Comparison of Prediction Performance Between Centers for Medicare & Medicaid Services Measures and Deep Neural Network Measures Over a 12-Month Period
| Performance Metric | DNN Measures | CMS Opioid Safety Measures | |||
|---|---|---|---|---|---|
| Low Risk | Medium Risk | High Risk | Low- or No-Risk Opioid Use | High-Risk Opioid Use | |
| Total, No. (%) | 112 548 (67.5) | 38 846 (23.3) | 15 186 (9.1) | 157 299 (94.4) | 9281 (5.5) |
| Predicted score, median (range) | 14.0 (2.1-46.5) | 62.8 (46.5-81.9) | 88.1 (81.9-99.7) | NA | NA |
| No. of actual overdose episodes (% of each subgroup) | 7 (0.006) | 21 (0.05) | 269 (1.77) | 210 (0.13) | 87 (0.93) |
| No. of actual nonoverdose episodes (% of each subgroup) | 112 541 (99.99) | 38 825 (99.94) | 14 917 (98.22) | 157 089 (99.86) | 9194 (99.06) |
| Sensitivity, % | 0 | 100 | 100 | 0 | 100 |
| PPV, % | NA | 0.05 | 1.77 | NA | 0.93 |
| NNE | NA | 2000 | 56 | NA | 108 |
| Specificity, % | 100 | 0 | 0 | 100 | 0 |
| NPV, % | 99.99 | NA | NA | 99.86 | NA |
| Overall No. of misclassified overdose episodes (% of overall cohort) | 7 (0.004) | 38 825 (23.3) | 14 917 (8.95) | 210 (0.12) | 9194 (5.51) |
| % of all overdose episodes captured over 12 mo (n = 297) | 2.35 | 7.07 | 90.57 | 70.7 | 29.29 |
Abbreviations: CMS, Centers for Medicare & Medicaid Services; DNN, deep neural network; NA, not able to calculate; NNE, number needed to evaluate; NPV, negative predictive value; PPV, positive predictive value.

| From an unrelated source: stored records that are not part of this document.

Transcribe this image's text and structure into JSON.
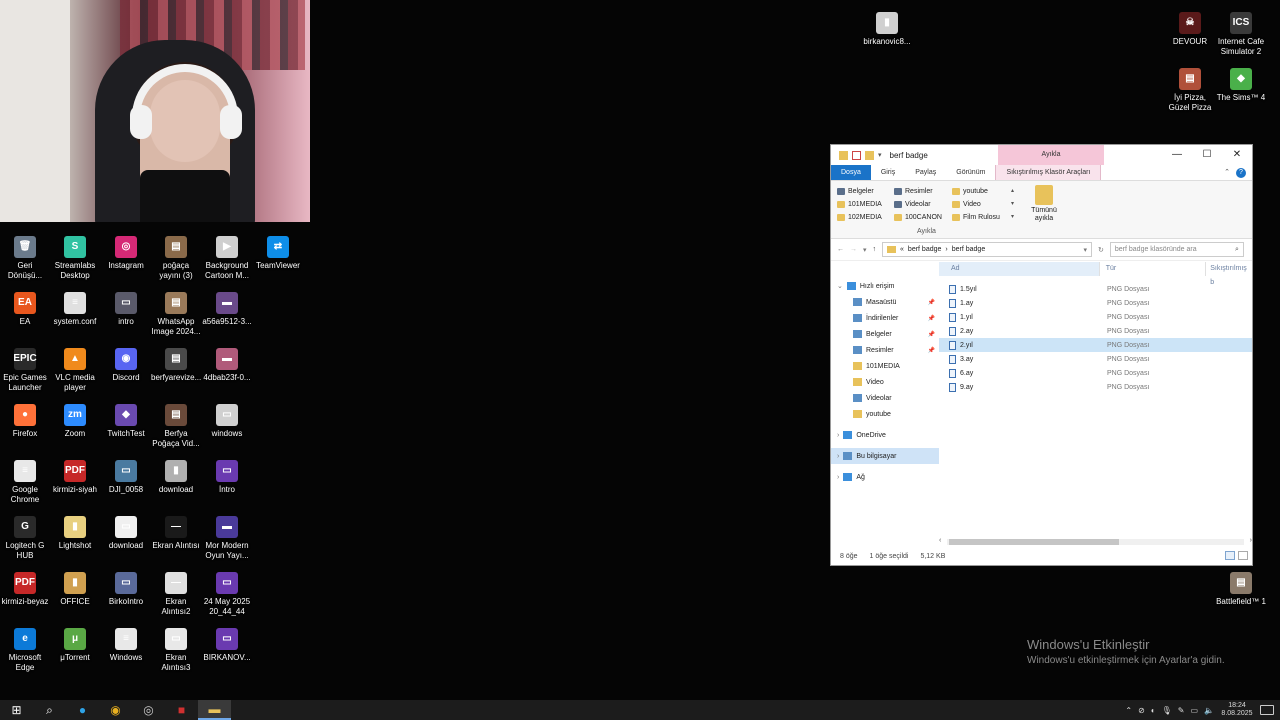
{
  "desktop": {
    "left_icons": [
      {
        "label": "Geri\nDönüşü...",
        "glyph": "🗑",
        "color": "#6b7b8c"
      },
      {
        "label": "Streamlabs\nDesktop",
        "glyph": "S",
        "color": "#31c3a2"
      },
      {
        "label": "Instagram",
        "glyph": "◎",
        "color": "#d62976"
      },
      {
        "label": "poğaça\nyayını (3)",
        "glyph": "▤",
        "color": "#8a6a4a"
      },
      {
        "label": "Background\nCartoon M...",
        "glyph": "▶",
        "color": "#cfcfcf"
      },
      {
        "label": "TeamViewer",
        "glyph": "⇄",
        "color": "#0e8ee9"
      },
      {
        "label": "EA",
        "glyph": "EA",
        "color": "#e8571e"
      },
      {
        "label": "system.conf",
        "glyph": "≡",
        "color": "#e0e0e0"
      },
      {
        "label": "intro",
        "glyph": "▭",
        "color": "#5a5a6a"
      },
      {
        "label": "WhatsApp\nImage 2024...",
        "glyph": "▤",
        "color": "#9a7a5a"
      },
      {
        "label": "a56a9512-3...",
        "glyph": "▬",
        "color": "#6a4a8a"
      },
      {
        "label": "Epic Games\nLauncher",
        "glyph": "EPIC",
        "color": "#2a2a2a"
      },
      {
        "label": "VLC media\nplayer",
        "glyph": "▲",
        "color": "#f08a1c"
      },
      {
        "label": "Discord",
        "glyph": "◉",
        "color": "#5865f2"
      },
      {
        "label": "berfyarevize...",
        "glyph": "▤",
        "color": "#4a4a4a"
      },
      {
        "label": "4dbab23f-0...",
        "glyph": "▬",
        "color": "#b05a7a"
      },
      {
        "label": "Firefox",
        "glyph": "●",
        "color": "#ff7139"
      },
      {
        "label": "Zoom",
        "glyph": "zm",
        "color": "#2d8cff"
      },
      {
        "label": "TwitchTest",
        "glyph": "◆",
        "color": "#6a4ab0"
      },
      {
        "label": "Berfya\nPoğaça Vid...",
        "glyph": "▤",
        "color": "#6a4a3a"
      },
      {
        "label": "windows",
        "glyph": "▭",
        "color": "#d0d0d0"
      },
      {
        "label": "Google\nChrome",
        "glyph": "≡",
        "color": "#e8e8e8"
      },
      {
        "label": "kirmizi-siyah",
        "glyph": "PDF",
        "color": "#c62828"
      },
      {
        "label": "DJI_0058",
        "glyph": "▭",
        "color": "#4a7aa0"
      },
      {
        "label": "download",
        "glyph": "▮",
        "color": "#b0b0b0"
      },
      {
        "label": "İntro",
        "glyph": "▭",
        "color": "#6a3ab0"
      },
      {
        "label": "Logitech G\nHUB",
        "glyph": "G",
        "color": "#2a2a2a"
      },
      {
        "label": "Lightshot",
        "glyph": "▮",
        "color": "#e8d080"
      },
      {
        "label": "download",
        "glyph": "▭",
        "color": "#f0f0f0"
      },
      {
        "label": "Ekran Alıntısı",
        "glyph": "—",
        "color": "#1a1a1a"
      },
      {
        "label": "Mor Modern\nOyun Yayı...",
        "glyph": "▬",
        "color": "#4a3a9a"
      },
      {
        "label": "kirmizi-beyaz",
        "glyph": "PDF",
        "color": "#c62828"
      },
      {
        "label": "OFFICE",
        "glyph": "▮",
        "color": "#d0a050"
      },
      {
        "label": "BirkoIntro",
        "glyph": "▭",
        "color": "#5a6a9a"
      },
      {
        "label": "Ekran\nAlıntısı2",
        "glyph": "—",
        "color": "#e0e0e0"
      },
      {
        "label": "24 May 2025\n20_44_44",
        "glyph": "▭",
        "color": "#6a3ab0"
      },
      {
        "label": "Microsoft\nEdge",
        "glyph": "e",
        "color": "#0c7ad8"
      },
      {
        "label": "μTorrent",
        "glyph": "μ",
        "color": "#5aa845"
      },
      {
        "label": "Windows",
        "glyph": "≡",
        "color": "#e8e8e8"
      },
      {
        "label": "Ekran\nAlıntısı3",
        "glyph": "▭",
        "color": "#e8e8e8"
      },
      {
        "label": "BIRKANOV...",
        "glyph": "▭",
        "color": "#6a3ab0"
      }
    ],
    "right_icons": [
      {
        "label": "birkanovic8...",
        "glyph": "▮",
        "color": "#d0d0d0"
      },
      {
        "label": "DEVOUR",
        "glyph": "☠",
        "color": "#5a1a1a"
      },
      {
        "label": "Internet Cafe\nSimulator 2",
        "glyph": "ICS",
        "color": "#3a3a3a"
      },
      {
        "label": "İyi Pizza,\nGüzel Pizza",
        "glyph": "▤",
        "color": "#b0503a"
      },
      {
        "label": "The Sims™ 4",
        "glyph": "◆",
        "color": "#4ab04a"
      },
      {
        "label": "Battlefield™ 1",
        "glyph": "▤",
        "color": "#8a7a6a"
      }
    ]
  },
  "explorer": {
    "title": "berf badge",
    "context_tab_top": "Ayıkla",
    "window_controls": {
      "minimize": "—",
      "maximize": "☐",
      "close": "✕"
    },
    "ribbon_tabs": [
      "Dosya",
      "Giriş",
      "Paylaş",
      "Görünüm",
      "Sıkıştırılmış Klasör Araçları"
    ],
    "help": "?",
    "ribbon_items": [
      {
        "label": "Belgeler",
        "icon": "documents-icon"
      },
      {
        "label": "Resimler",
        "icon": "pictures-icon"
      },
      {
        "label": "youtube",
        "icon": "folder-icon"
      },
      {
        "label": "101MEDIA",
        "icon": "folder-icon"
      },
      {
        "label": "Videolar",
        "icon": "videos-icon"
      },
      {
        "label": "Video",
        "icon": "folder-icon"
      },
      {
        "label": "102MEDIA",
        "icon": "folder-icon"
      },
      {
        "label": "100CANON",
        "icon": "folder-icon"
      },
      {
        "label": "Film Rulosu",
        "icon": "folder-icon"
      }
    ],
    "extract_all": "Tümünü\nayıkla",
    "ribbon_group": "Ayıkla",
    "address": {
      "prefix": "«",
      "parts": [
        "berf badge",
        "berf badge"
      ]
    },
    "search_placeholder": "berf badge klasöründe ara",
    "nav": [
      {
        "label": "Hızlı erişim",
        "icon": "star-icon",
        "type": "header"
      },
      {
        "label": "Masaüstü",
        "icon": "desktop-icon",
        "pinned": true
      },
      {
        "label": "İndirilenler",
        "icon": "downloads-icon",
        "pinned": true
      },
      {
        "label": "Belgeler",
        "icon": "documents-icon",
        "pinned": true
      },
      {
        "label": "Resimler",
        "icon": "pictures-icon",
        "pinned": true
      },
      {
        "label": "101MEDIA",
        "icon": "folder-icon"
      },
      {
        "label": "Video",
        "icon": "folder-icon"
      },
      {
        "label": "Videolar",
        "icon": "videos-icon"
      },
      {
        "label": "youtube",
        "icon": "folder-icon"
      },
      {
        "label": "OneDrive",
        "icon": "cloud-icon",
        "type": "root"
      },
      {
        "label": "Bu bilgisayar",
        "icon": "pc-icon",
        "type": "root",
        "selected": true
      },
      {
        "label": "Ağ",
        "icon": "network-icon",
        "type": "root"
      }
    ],
    "columns": {
      "name": "Ad",
      "type": "Tür",
      "compressed": "Sıkıştırılmış b"
    },
    "files": [
      {
        "name": "1.5yıl",
        "type": "PNG Dosyası"
      },
      {
        "name": "1.ay",
        "type": "PNG Dosyası"
      },
      {
        "name": "1.yıl",
        "type": "PNG Dosyası"
      },
      {
        "name": "2.ay",
        "type": "PNG Dosyası"
      },
      {
        "name": "2.yıl",
        "type": "PNG Dosyası",
        "selected": true
      },
      {
        "name": "3.ay",
        "type": "PNG Dosyası"
      },
      {
        "name": "6.ay",
        "type": "PNG Dosyası"
      },
      {
        "name": "9.ay",
        "type": "PNG Dosyası"
      }
    ],
    "status": {
      "count": "8 öğe",
      "selection": "1 öğe seçildi",
      "size": "5,12 KB"
    }
  },
  "watermark": {
    "title": "Windows'u Etkinleştir",
    "subtitle": "Windows'u etkinleştirmek için Ayarlar'a gidin."
  },
  "taskbar": {
    "clock_time": "18:24",
    "clock_date": "8.08.2025"
  }
}
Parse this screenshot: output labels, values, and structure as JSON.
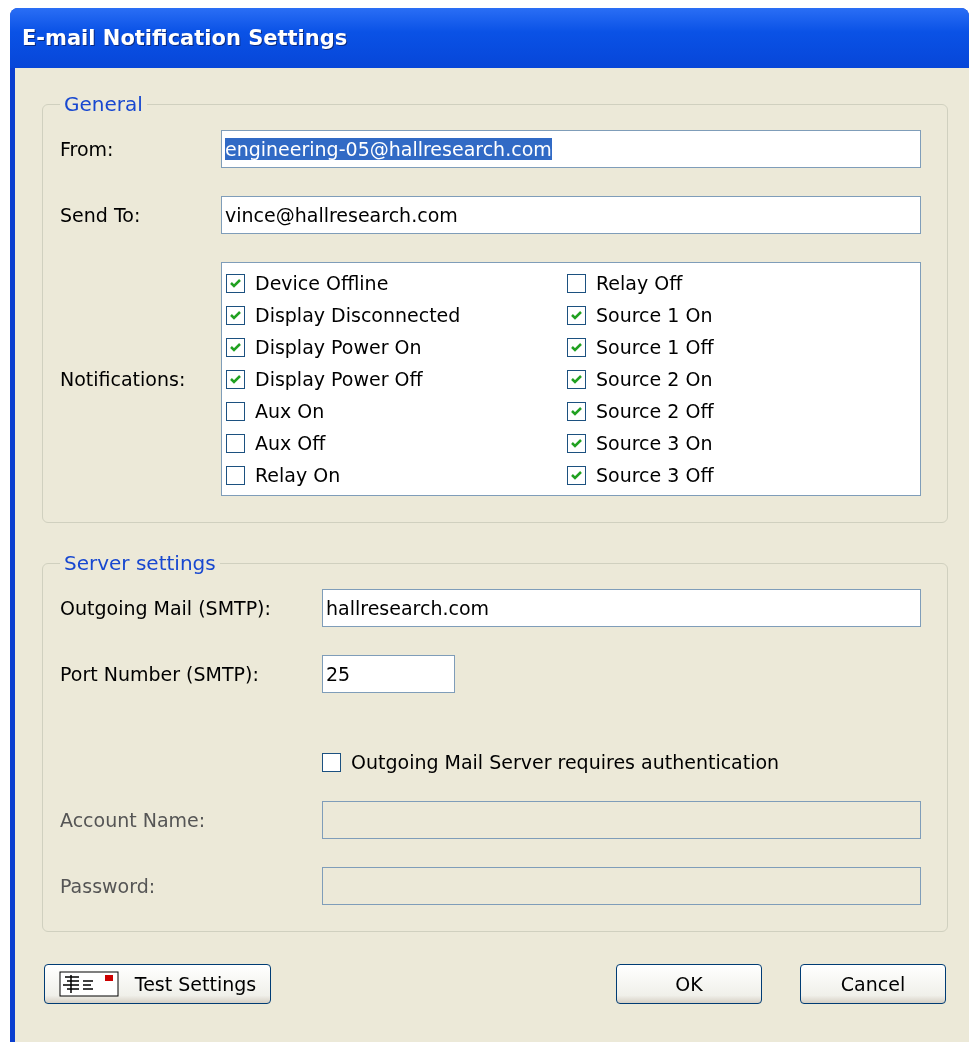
{
  "window": {
    "title": "E-mail Notification Settings"
  },
  "general": {
    "title": "General",
    "fields": [
      {
        "label": "From:",
        "value": "engineering-05@hallresearch.com",
        "selected": true
      },
      {
        "label": "Send To:",
        "value": "vince@hallresearch.com",
        "selected": false
      }
    ],
    "notifications": {
      "label": "Notifications:",
      "items": [
        {
          "label": "Device Offline",
          "checked": true
        },
        {
          "label": "Display Disconnected",
          "checked": true
        },
        {
          "label": "Display Power On",
          "checked": true
        },
        {
          "label": "Display Power Off",
          "checked": true
        },
        {
          "label": "Aux On",
          "checked": false
        },
        {
          "label": "Aux Off",
          "checked": false
        },
        {
          "label": "Relay On",
          "checked": false
        },
        {
          "label": "Relay Off",
          "checked": false
        },
        {
          "label": "Source 1 On",
          "checked": true
        },
        {
          "label": "Source 1 Off",
          "checked": true
        },
        {
          "label": "Source 2 On",
          "checked": true
        },
        {
          "label": "Source 2 Off",
          "checked": true
        },
        {
          "label": "Source 3 On",
          "checked": true
        },
        {
          "label": "Source 3 Off",
          "checked": true
        }
      ]
    }
  },
  "server": {
    "title": "Server settings",
    "smtp": {
      "label": "Outgoing Mail (SMTP):",
      "value": "hallresearch.com"
    },
    "port": {
      "label": "Port Number (SMTP):",
      "value": "25"
    },
    "auth": {
      "label": "Outgoing Mail Server requires authentication",
      "checked": false
    },
    "account": [
      {
        "label": "Account Name:",
        "disabled": true
      },
      {
        "label": "Password:",
        "disabled": true
      }
    ]
  },
  "buttons": {
    "test": "Test Settings",
    "ok": "OK",
    "cancel": "Cancel"
  }
}
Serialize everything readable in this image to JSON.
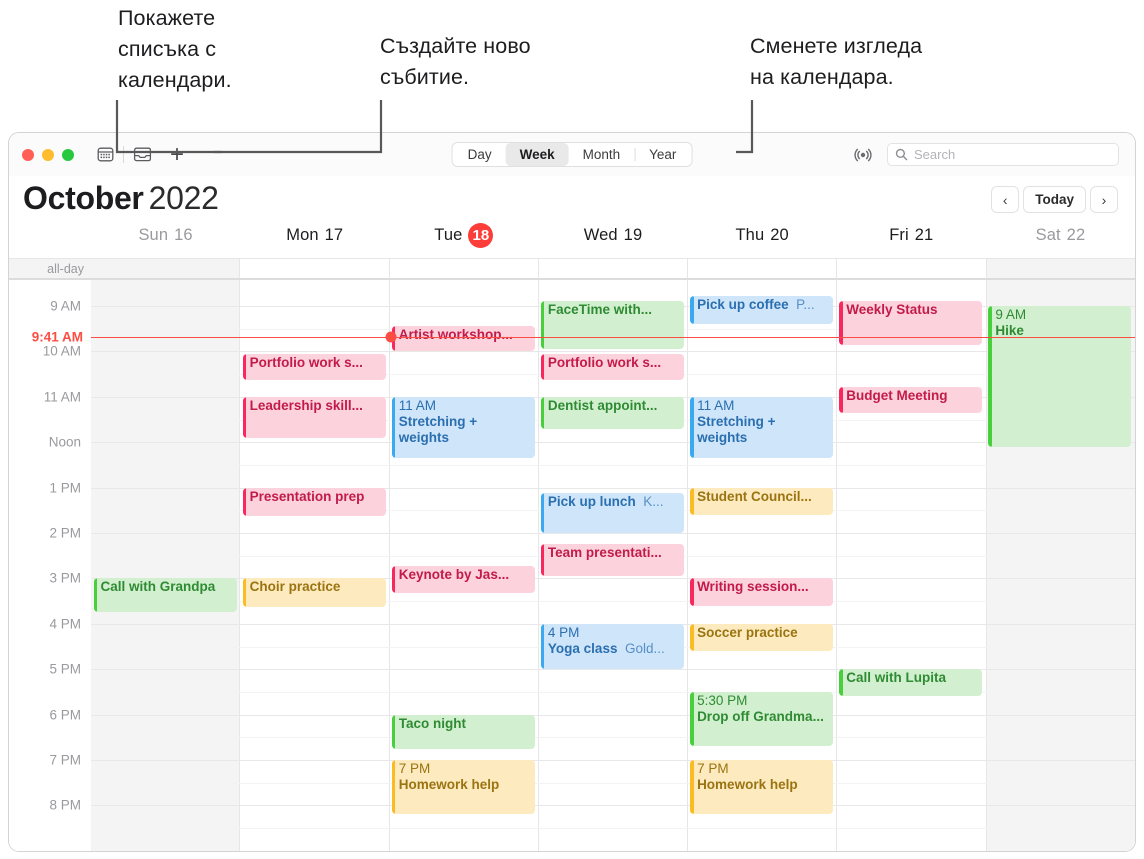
{
  "callouts": [
    {
      "id": "show-calendar-list",
      "text": "Покажете\nсписъка с\nкалендари."
    },
    {
      "id": "create-new-event",
      "text": "Създайте ново\nсъбитие."
    },
    {
      "id": "change-calendar-view",
      "text": "Сменете изгледа\nна календара."
    }
  ],
  "toolbar": {
    "calendar_list_icon": "calendar-icon",
    "inbox_icon": "inbox-icon",
    "add_label": "+",
    "views": [
      {
        "label": "Day",
        "active": false
      },
      {
        "label": "Week",
        "active": true
      },
      {
        "label": "Month",
        "active": false
      },
      {
        "label": "Year",
        "active": false
      }
    ],
    "broadcast_icon": "broadcast-icon",
    "search": {
      "icon": "search-icon",
      "placeholder": "Search",
      "value": ""
    }
  },
  "header": {
    "month": "October",
    "year": "2022",
    "prev_label": "‹",
    "today_label": "Today",
    "next_label": "›"
  },
  "days": [
    {
      "name": "Sun",
      "num": "16",
      "dim": true,
      "today": false
    },
    {
      "name": "Mon",
      "num": "17",
      "dim": false,
      "today": false
    },
    {
      "name": "Tue",
      "num": "18",
      "dim": false,
      "today": true
    },
    {
      "name": "Wed",
      "num": "19",
      "dim": false,
      "today": false
    },
    {
      "name": "Thu",
      "num": "20",
      "dim": false,
      "today": false
    },
    {
      "name": "Fri",
      "num": "21",
      "dim": false,
      "today": false
    },
    {
      "name": "Sat",
      "num": "22",
      "dim": true,
      "today": false
    }
  ],
  "allday_label": "all-day",
  "hours": [
    {
      "label": "9 AM",
      "hour": 9
    },
    {
      "label": "10 AM",
      "hour": 10
    },
    {
      "label": "11 AM",
      "hour": 11
    },
    {
      "label": "Noon",
      "hour": 12
    },
    {
      "label": "1 PM",
      "hour": 13
    },
    {
      "label": "2 PM",
      "hour": 14
    },
    {
      "label": "3 PM",
      "hour": 15
    },
    {
      "label": "4 PM",
      "hour": 16
    },
    {
      "label": "5 PM",
      "hour": 17
    },
    {
      "label": "6 PM",
      "hour": 18
    },
    {
      "label": "7 PM",
      "hour": 19
    },
    {
      "label": "8 PM",
      "hour": 20
    }
  ],
  "now": {
    "label": "9:41 AM",
    "hour": 9.68,
    "day_index": 2
  },
  "colors": {
    "pink": "#f8285f",
    "green": "#48d03c",
    "blue": "#3aaaf0",
    "yellow": "#fbbb22",
    "today_badge": "#fc3d39",
    "now_line": "#fb4d44"
  },
  "events": [
    {
      "day": 0,
      "start": 15.0,
      "end": 15.75,
      "title": "Call with Grandpa",
      "time": "",
      "loc": "",
      "color": "green"
    },
    {
      "day": 1,
      "start": 10.05,
      "end": 10.62,
      "title": "Portfolio work s...",
      "time": "",
      "loc": "",
      "color": "pink"
    },
    {
      "day": 1,
      "start": 11.0,
      "end": 11.9,
      "title": "Leadership skill...",
      "time": "",
      "loc": "",
      "color": "pink"
    },
    {
      "day": 1,
      "start": 13.0,
      "end": 13.62,
      "title": "Presentation prep",
      "time": "",
      "loc": "",
      "color": "pink"
    },
    {
      "day": 1,
      "start": 15.0,
      "end": 15.62,
      "title": "Choir practice",
      "time": "",
      "loc": "",
      "color": "yellow"
    },
    {
      "day": 2,
      "start": 9.45,
      "end": 10.0,
      "title": "Artist workshop...",
      "time": "",
      "loc": "",
      "color": "pink"
    },
    {
      "day": 2,
      "start": 11.0,
      "end": 12.35,
      "title": "Stretching + weights",
      "time": "11 AM",
      "loc": "",
      "color": "blue"
    },
    {
      "day": 2,
      "start": 14.72,
      "end": 15.32,
      "title": "Keynote by Jas...",
      "time": "",
      "loc": "",
      "color": "pink"
    },
    {
      "day": 2,
      "start": 18.0,
      "end": 18.75,
      "title": "Taco night",
      "time": "",
      "loc": "",
      "color": "green"
    },
    {
      "day": 2,
      "start": 19.0,
      "end": 20.2,
      "title": "Homework help",
      "time": "7 PM",
      "loc": "",
      "color": "yellow"
    },
    {
      "day": 3,
      "start": 8.9,
      "end": 9.95,
      "title": "FaceTime with...",
      "time": "",
      "loc": "",
      "color": "green"
    },
    {
      "day": 3,
      "start": 10.05,
      "end": 10.62,
      "title": "Portfolio work s...",
      "time": "",
      "loc": "",
      "color": "pink"
    },
    {
      "day": 3,
      "start": 11.0,
      "end": 11.72,
      "title": "Dentist appoint...",
      "time": "",
      "loc": "",
      "color": "green"
    },
    {
      "day": 3,
      "start": 13.12,
      "end": 14.0,
      "title": "Pick up lunch",
      "time": "",
      "loc": "K...",
      "color": "blue"
    },
    {
      "day": 3,
      "start": 14.25,
      "end": 14.95,
      "title": "Team presentati...",
      "time": "",
      "loc": "",
      "color": "pink"
    },
    {
      "day": 3,
      "start": 16.0,
      "end": 17.0,
      "title": "Yoga class",
      "time": "4 PM",
      "loc": "Gold...",
      "color": "blue"
    },
    {
      "day": 4,
      "start": 8.78,
      "end": 9.4,
      "title": "Pick up coffee",
      "time": "",
      "loc": "P...",
      "color": "blue"
    },
    {
      "day": 4,
      "start": 11.0,
      "end": 12.35,
      "title": "Stretching + weights",
      "time": "11 AM",
      "loc": "",
      "color": "blue"
    },
    {
      "day": 4,
      "start": 13.0,
      "end": 13.6,
      "title": "Student Council...",
      "time": "",
      "loc": "",
      "color": "yellow"
    },
    {
      "day": 4,
      "start": 15.0,
      "end": 15.6,
      "title": "Writing session...",
      "time": "",
      "loc": "",
      "color": "pink"
    },
    {
      "day": 4,
      "start": 16.0,
      "end": 16.6,
      "title": "Soccer practice",
      "time": "",
      "loc": "",
      "color": "yellow"
    },
    {
      "day": 4,
      "start": 17.5,
      "end": 18.7,
      "title": "Drop off Grandma...",
      "time": "5:30 PM",
      "loc": "",
      "color": "green"
    },
    {
      "day": 4,
      "start": 19.0,
      "end": 20.2,
      "title": "Homework help",
      "time": "7 PM",
      "loc": "",
      "color": "yellow"
    },
    {
      "day": 5,
      "start": 8.88,
      "end": 9.85,
      "title": "Weekly Status",
      "time": "",
      "loc": "",
      "color": "pink"
    },
    {
      "day": 5,
      "start": 10.78,
      "end": 11.35,
      "title": "Budget Meeting",
      "time": "",
      "loc": "",
      "color": "pink"
    },
    {
      "day": 5,
      "start": 17.0,
      "end": 17.6,
      "title": "Call with Lupita",
      "time": "",
      "loc": "",
      "color": "green"
    },
    {
      "day": 6,
      "start": 9.0,
      "end": 12.1,
      "title": "Hike",
      "time": "9 AM",
      "loc": "",
      "color": "green"
    }
  ]
}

In contrast to Table 1, the measures were defined according to a 12-month period rather than a 3-month period. The sample size was smaller than in the main analysis because it required people to have at least 12 months of follow-up.
The 2019 CMS opioid safety measures are meant to identify high-risk individuals or utilization behavior.[64] These measures include 3 metrics: (1) high-dose use, defined as higher than 120 morphine milligram equivalent (MME) for 90 or more continuous days, (2) 4 or more opioid prescribers and 4 or more pharmacies, and (3) concurrent opioid and benzodiazepine use for 30 or more days.
If classifying medium- and high-risk groups as overdose for DNN and low-risk group as nonoverdose, then individuals with actual nonoverdose in these 2 groups were misclassified. If classifying those with any of CMS high-risk opioid use measures as overdose, and the remaining group considered as nonoverdose, then individuals with actual nonoverdose in the high-risk groups were misclassified. The PPV and NNE were not able to calculate for the low-risk group because this group was considered as nonoverdose. Similarly, the NPV was not able to calculate for the medium- and high-risk groups because these groups were considered as overdose. Detailed definitions of prediction performance metrics are provided in eFigure 3 in the Supplement.